Data Science only became a “job” category in the past decade. In less than 10 years, here are not a lot of opportunities for people to get sufficient on-the-job training (not saying it’s impossible, but rare, and hard to evaluate those OTJ). So having gone through proper training is somewhat more important in Data Science than lots of other more mature fields (think about MBA in the 80s and 90s). And the amount of knowledge I outlined above, indeed require some advanced degree math, which unfortunately are not very common in most practical jobs.
I personally prefer rigidly trained Data Scientists, that have a degree in relevant fields. Typically I would look into Master of Data Science, Machine Learning, Applied Statistics, etc. It would be even more preferable if someone has 2 or more Masters and/or PhDs degrees in multiple fields (going back to above skills convergence feature)s, for example, someone with Master in Data Science and an MBA (i.e. hiring for financial/business/managerial/fields), or someone with a Master in Applied Statistics and Masters in Physics.
So I had been looking into reputable schools who offer graduate programs in this field.

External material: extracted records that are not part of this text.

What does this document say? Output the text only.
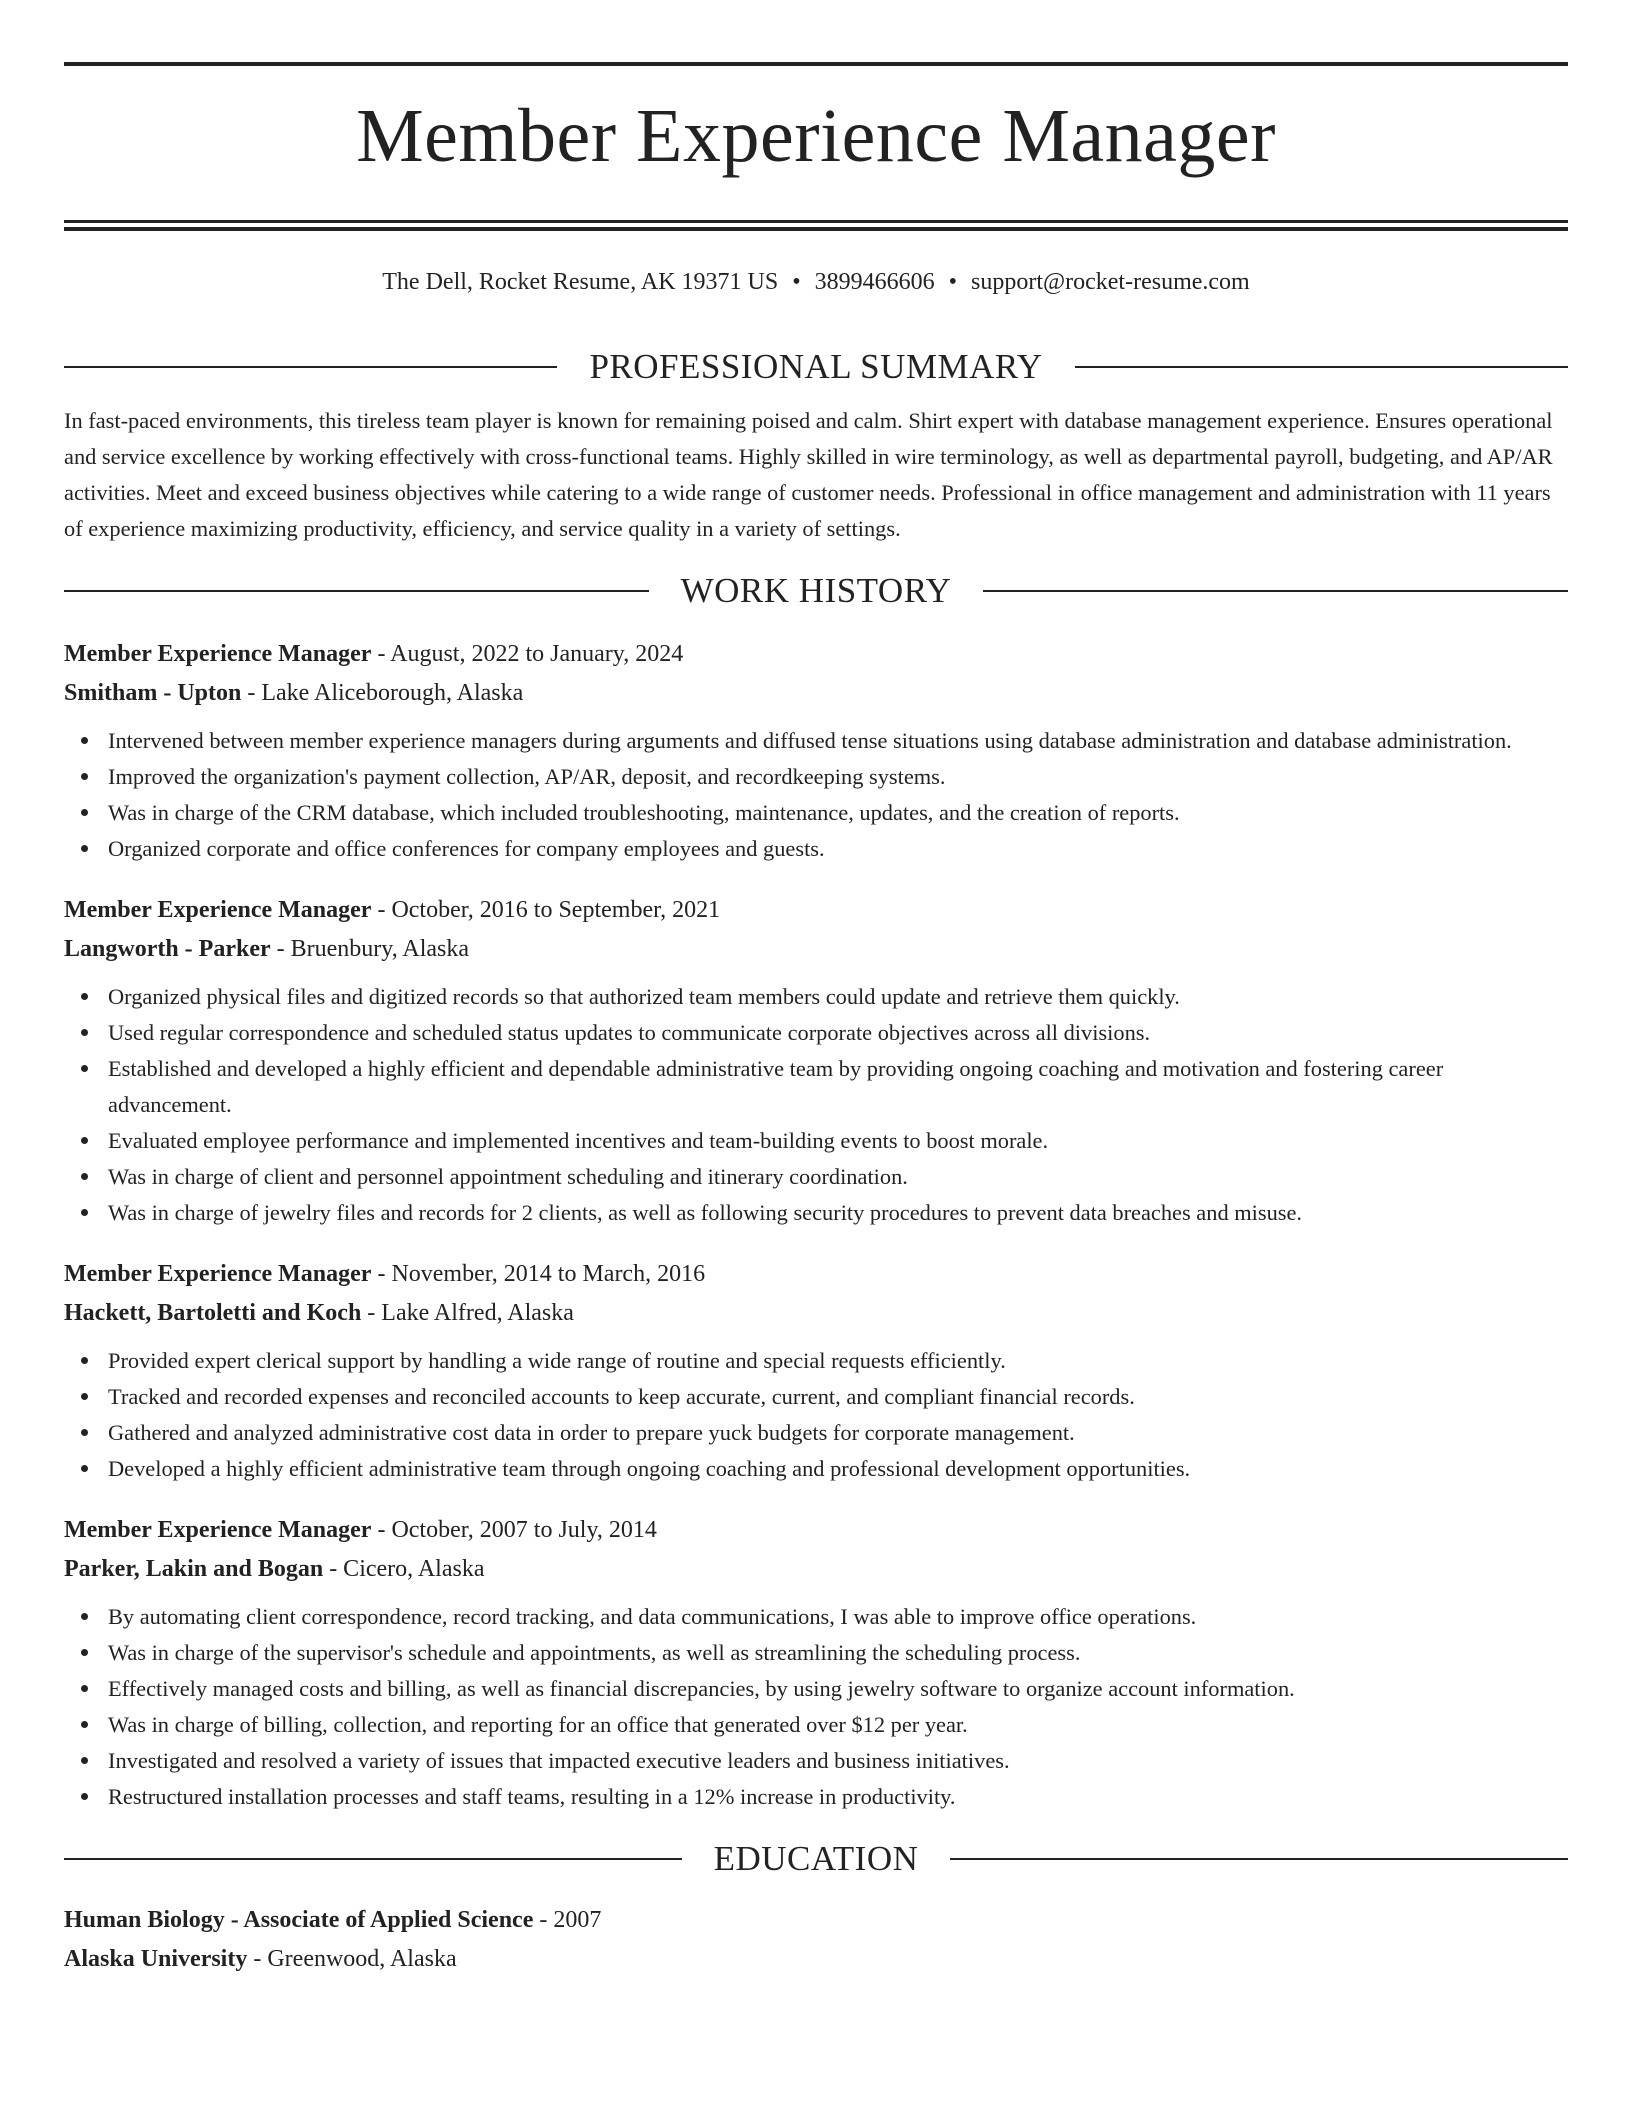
Member Experience Manager
The Dell, Rocket Resume, AK 19371 US • 3899466606 • support@rocket-resume.com
PROFESSIONAL SUMMARY
In fast-paced environments, this tireless team player is known for remaining poised and calm. Shirt expert with database management experience. Ensures operational and service excellence by working effectively with cross-functional teams. Highly skilled in wire terminology, as well as departmental payroll, budgeting, and AP/AR activities. Meet and exceed business objectives while catering to a wide range of customer needs. Professional in office management and administration with 11 years of experience maximizing productivity, efficiency, and service quality in a variety of settings.
WORK HISTORY
Member Experience Manager - August, 2022 to January, 2024
Smitham - Upton - Lake Aliceborough, Alaska
Intervened between member experience managers during arguments and diffused tense situations using database administration and database administration.
Improved the organization's payment collection, AP/AR, deposit, and recordkeeping systems.
Was in charge of the CRM database, which included troubleshooting, maintenance, updates, and the creation of reports.
Organized corporate and office conferences for company employees and guests.
Member Experience Manager - October, 2016 to September, 2021
Langworth - Parker - Bruenbury, Alaska
Organized physical files and digitized records so that authorized team members could update and retrieve them quickly.
Used regular correspondence and scheduled status updates to communicate corporate objectives across all divisions.
Established and developed a highly efficient and dependable administrative team by providing ongoing coaching and motivation and fostering career advancement.
Evaluated employee performance and implemented incentives and team-building events to boost morale.
Was in charge of client and personnel appointment scheduling and itinerary coordination.
Was in charge of jewelry files and records for 2 clients, as well as following security procedures to prevent data breaches and misuse.
Member Experience Manager - November, 2014 to March, 2016
Hackett, Bartoletti and Koch - Lake Alfred, Alaska
Provided expert clerical support by handling a wide range of routine and special requests efficiently.
Tracked and recorded expenses and reconciled accounts to keep accurate, current, and compliant financial records.
Gathered and analyzed administrative cost data in order to prepare yuck budgets for corporate management.
Developed a highly efficient administrative team through ongoing coaching and professional development opportunities.
Member Experience Manager - October, 2007 to July, 2014
Parker, Lakin and Bogan - Cicero, Alaska
By automating client correspondence, record tracking, and data communications, I was able to improve office operations.
Was in charge of the supervisor's schedule and appointments, as well as streamlining the scheduling process.
Effectively managed costs and billing, as well as financial discrepancies, by using jewelry software to organize account information.
Was in charge of billing, collection, and reporting for an office that generated over $12 per year.
Investigated and resolved a variety of issues that impacted executive leaders and business initiatives.
Restructured installation processes and staff teams, resulting in a 12% increase in productivity.
EDUCATION
Human Biology - Associate of Applied Science - 2007
Alaska University - Greenwood, Alaska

Ok, now I might have offended a large group of talented people who may not have an opportunity going through degree programs. There are actually reputable degreed programs what train Data Scientists in a relatively short period of time (some as little as 1 year) and can be done while working.
I am also open to hiring someone talented in two out of the three areas mentioned above and train them while under my supervision, especially if they are open to signing up for a degree program. That being said, I’m pretty sure most organizations would not have the luxury of being able to train Data Scientists in house – I found training someone for computer science is much easier (at least for me) than teaching them Math or Business — so I personally lean towards relaxing the programming side of the requirement — of course that’s just leveraging my own capability of mentoring.
Third, what to look for in a Data Scientist Candidate? While relevant degrees are good yardsticks, individual talent can vary significantly even if they went through same programs, evaluating those talented candidates without a degree is even more challenging.
One of the reasons I give additional weight to a relevant degree is because completing a degree program not only “force-feed” knowledge to the candidate, but also gives them an opportunity to use their “ability” to solve problems the school throw at them. I shall warn hiring manager though, it has been repeatedly proven that GPA is not a good predicting factor in future work performance. However, if you don’t use regression, but use classification, having a degree actually correlates to ability in higher intellectual fields. In many cases, you can ask them for some of their school projects that are relevant, it’s usually pretty helpful (at least if you have someone who can review those meaningfully)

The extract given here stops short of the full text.